Eh bien, j’espère ne pas ébranler votre foi en vous annonçant qu’il est bien possible que St Etienne n’ait pas été martyrisé en 26 décembre ! Mais alors, pourquoi fêtons-nous Etienne le 26 décembre ? Tout simplement parce que c’est un choix de l’Eglise ! Mais alors la question rebondit : pourquoi nous faire sortir aussi vite de la magie de Noël en nous présentant ce meurtre barbare ? La réponse est la même : parce que c’est un choix de l’Eglise qui veut nous aider à grandir dans la Foi. Et c’est sûrement encore plus nécessaire aujourd’hui que par le passé.

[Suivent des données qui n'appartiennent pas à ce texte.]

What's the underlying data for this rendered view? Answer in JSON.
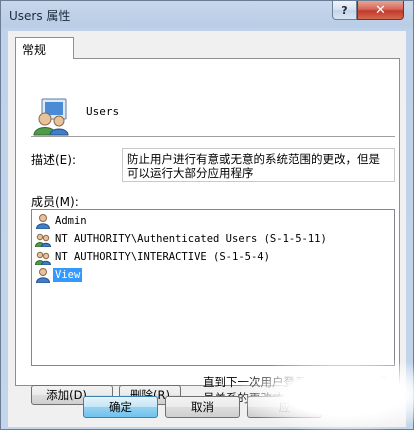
{
  "window": {
    "title": "Users 属性",
    "help_label": "?",
    "close_label": "✕"
  },
  "tabs": [
    {
      "label": "常规",
      "selected": true
    }
  ],
  "general": {
    "group_name": "Users",
    "description_label": "描述(E):",
    "description_value": "防止用户进行有意或无意的系统范围的更改，但是可以运行大部分应用程序",
    "members_label": "成员(M):",
    "members": [
      {
        "name": "Admin",
        "icon": "user-icon",
        "selected": false
      },
      {
        "name": "NT AUTHORITY\\Authenticated Users (S-1-5-11)",
        "icon": "group-icon",
        "selected": false
      },
      {
        "name": "NT AUTHORITY\\INTERACTIVE (S-1-5-4)",
        "icon": "group-icon",
        "selected": false
      },
      {
        "name": "View",
        "icon": "user-icon",
        "selected": true
      }
    ],
    "add_label": "添加(D)...",
    "remove_label": "删除(R)",
    "note": "直到下一次用户登录时对用户的组成员关系的更改才生效。"
  },
  "footer": {
    "ok_label": "确定",
    "cancel_label": "取消",
    "apply_label": "应"
  },
  "colors": {
    "selection": "#3399ff",
    "titlebar": "#bfd2e9",
    "close_button": "#c2392b"
  }
}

En effet, notre société qui se sécularise a tendance à enlever toute dimension religieuse aux grandes fêtes chrétiennes : le 8 décembre est devenu la fête des lumières, Pâques est devenue la fête du printemps et Noël, la fête des enfants. Tout n’est pas faux dans ces appellations, mais on perçoit bien que le glissement peut être dangereux. Puisque nous sommes à Noël, restons-y !
Noël est devenue la fête des enfants en raison des cadeaux sous lesquels ils sont ensevelis … au moins chez nous, dans les pays riches et dans les familles qui ne connaissent pas l’extrême précarité. Et beaucoup, emportés par ce mouvement, s’émerveillent devant l’enfant de la crèche … qu’ils retrouveront un an plus tard pour la même fête en participant à la messe qu’ils veulent le plus tôt possible pour ne pas perturber le réveillon !

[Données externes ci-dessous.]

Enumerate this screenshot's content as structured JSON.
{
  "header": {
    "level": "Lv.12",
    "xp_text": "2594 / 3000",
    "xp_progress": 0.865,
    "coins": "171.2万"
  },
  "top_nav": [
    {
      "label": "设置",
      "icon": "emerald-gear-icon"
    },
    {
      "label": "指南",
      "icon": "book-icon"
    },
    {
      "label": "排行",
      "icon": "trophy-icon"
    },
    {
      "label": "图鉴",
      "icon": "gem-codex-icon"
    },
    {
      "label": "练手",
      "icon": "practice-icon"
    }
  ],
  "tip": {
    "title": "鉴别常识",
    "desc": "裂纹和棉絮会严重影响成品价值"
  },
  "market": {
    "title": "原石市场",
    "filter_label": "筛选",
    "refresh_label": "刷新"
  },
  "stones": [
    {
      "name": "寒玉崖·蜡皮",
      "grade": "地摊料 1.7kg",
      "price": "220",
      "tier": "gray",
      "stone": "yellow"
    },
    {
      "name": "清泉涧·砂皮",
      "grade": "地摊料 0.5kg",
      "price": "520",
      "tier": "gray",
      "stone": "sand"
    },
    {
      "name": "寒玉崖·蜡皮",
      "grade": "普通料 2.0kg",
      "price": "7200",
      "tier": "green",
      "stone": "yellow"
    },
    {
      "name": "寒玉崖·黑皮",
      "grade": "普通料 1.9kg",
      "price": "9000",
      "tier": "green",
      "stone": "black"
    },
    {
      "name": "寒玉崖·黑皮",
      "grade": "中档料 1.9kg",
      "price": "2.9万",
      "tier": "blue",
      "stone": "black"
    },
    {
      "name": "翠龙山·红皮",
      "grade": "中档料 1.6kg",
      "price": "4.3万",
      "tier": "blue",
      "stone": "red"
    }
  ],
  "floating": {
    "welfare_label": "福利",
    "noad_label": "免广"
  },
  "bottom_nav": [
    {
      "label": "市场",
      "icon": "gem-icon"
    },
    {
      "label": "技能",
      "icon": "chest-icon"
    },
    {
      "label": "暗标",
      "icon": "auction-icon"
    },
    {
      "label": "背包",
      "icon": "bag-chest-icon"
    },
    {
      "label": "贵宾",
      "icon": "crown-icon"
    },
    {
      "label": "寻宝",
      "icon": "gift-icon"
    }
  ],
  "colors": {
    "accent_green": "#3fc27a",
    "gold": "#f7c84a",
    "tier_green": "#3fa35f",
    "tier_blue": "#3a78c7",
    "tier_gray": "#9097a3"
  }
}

L’Eglise, en nous donnant de célébrer le martyr d’Etienne au lendemain de Noël, ne veut pas jouer aux rabat-joie, elle veut au contraire nous aider à trouver la vraie joie en nous émerveillant de ce qui s’inaugure dans le mystère de Noël. En effet, il ne vous aura pas échappé que Etienne nous a été présenté mourant comme Jésus, remettant, lui aussi, son esprit entre les mains du Seigneur et pardonnant, lui aussi, à ses bourreaux. Au lendemain de Noël, la fête de la naissance de Jésus, c’est sa mort qui est déjà annoncée.

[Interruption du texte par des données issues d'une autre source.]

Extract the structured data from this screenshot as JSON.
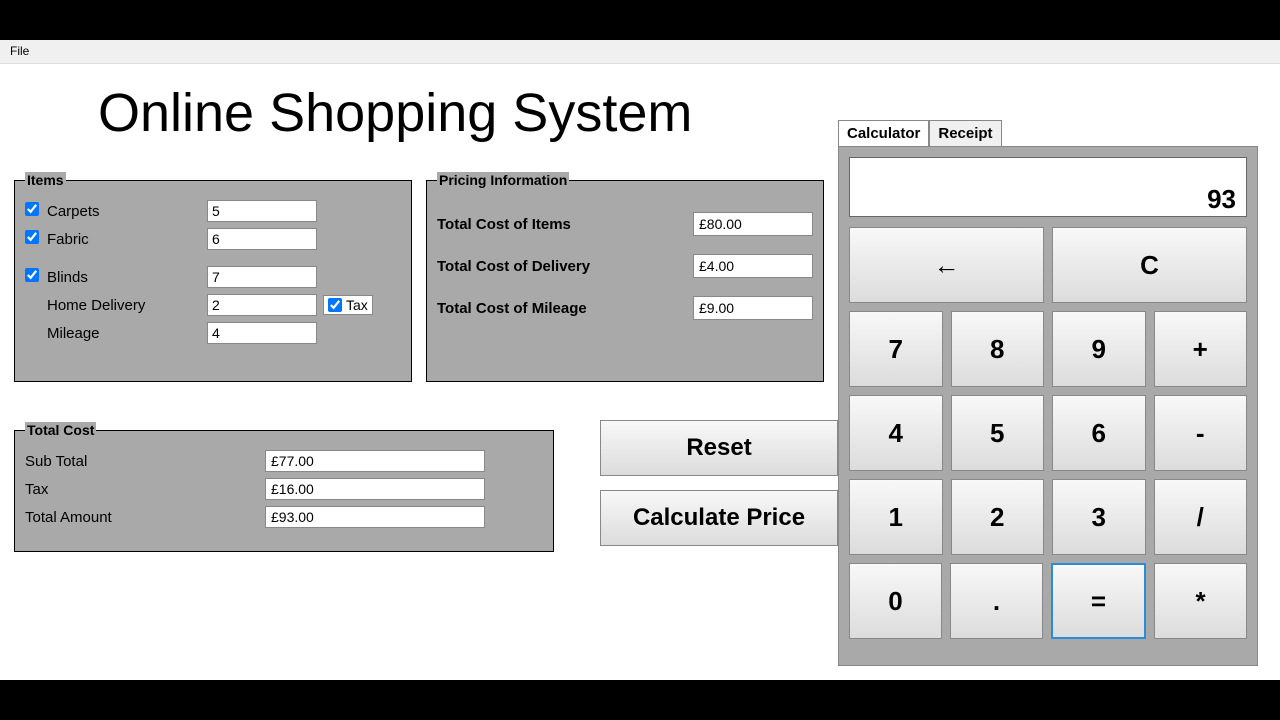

Mais alors pourquoi je dis que l’Eglise a mis cette fête de St Etienne au lendemain de Noël pour nous aider à trouver la vraie joie ? Eh bien tout simplement parce qqu’elle veut nous aider à comprendre qu’à Noël, c’est le mystère de notre Salut qui a commencé et qui s’achèvera dans le mystère de la Rédemption.
L’iconographie chrétienne le montrera très bien, mais souvent ces représentations ne nous plaisent pas trop, nous préférons la crèche. Et le pape François dans le très beau texte qu’il a écrit nous a appris à l’aimer de manière encore plus juste. Pourtant, il ne faudrait pas délaisser le message extraordinaire que véhicule l’iconographie chrétienne.
Dans bon nombre de ces représentations, nous pouvons être étonnés de voir la mangeoire qui ressemble à un cercueil ou à un tombeau. De constater que l’enfant Jésus est dans des langes qui l’enserrent totalement ne lui permettant aucun geste et ces langes ressemblent à un linceul. Manifestement, les artistes, ont voulu nous montrer qu’il y a un parfum de mort qui règne déjà dans la crèche de Bethléem. C’est à cause de ce parfum de mort qui se ressent intuitivement que bien des gens n’aiment pas ces représentations.
Et pourtant, elles délivrent un message clair : celui qui est né, il est venu pour nous sauver et il n’hésitera pas à donner sa vie pour accomplir cette mission. En plus, dans ces tableaux, ce qui finit de nous repousser, c’est que Bethléem qui est peint en arrière-plan ne ressemble pas du tout à Bethléem ! On y voit des bâtiments qui, évidemment, ne pouvaient pas exister dans ce village qui était un trou perdu au milieu de nulle part ! Mais ces bâtiments représentent la plupart du temps les bâtiments existant dans la ville de l’artiste qui a peint la toile ou dans la ville du commanditaire de la peinture. C’est pour mieux affirmer qu’il est venu pour nous aujourd’hui, là où nous sommes, là où nous en sommes.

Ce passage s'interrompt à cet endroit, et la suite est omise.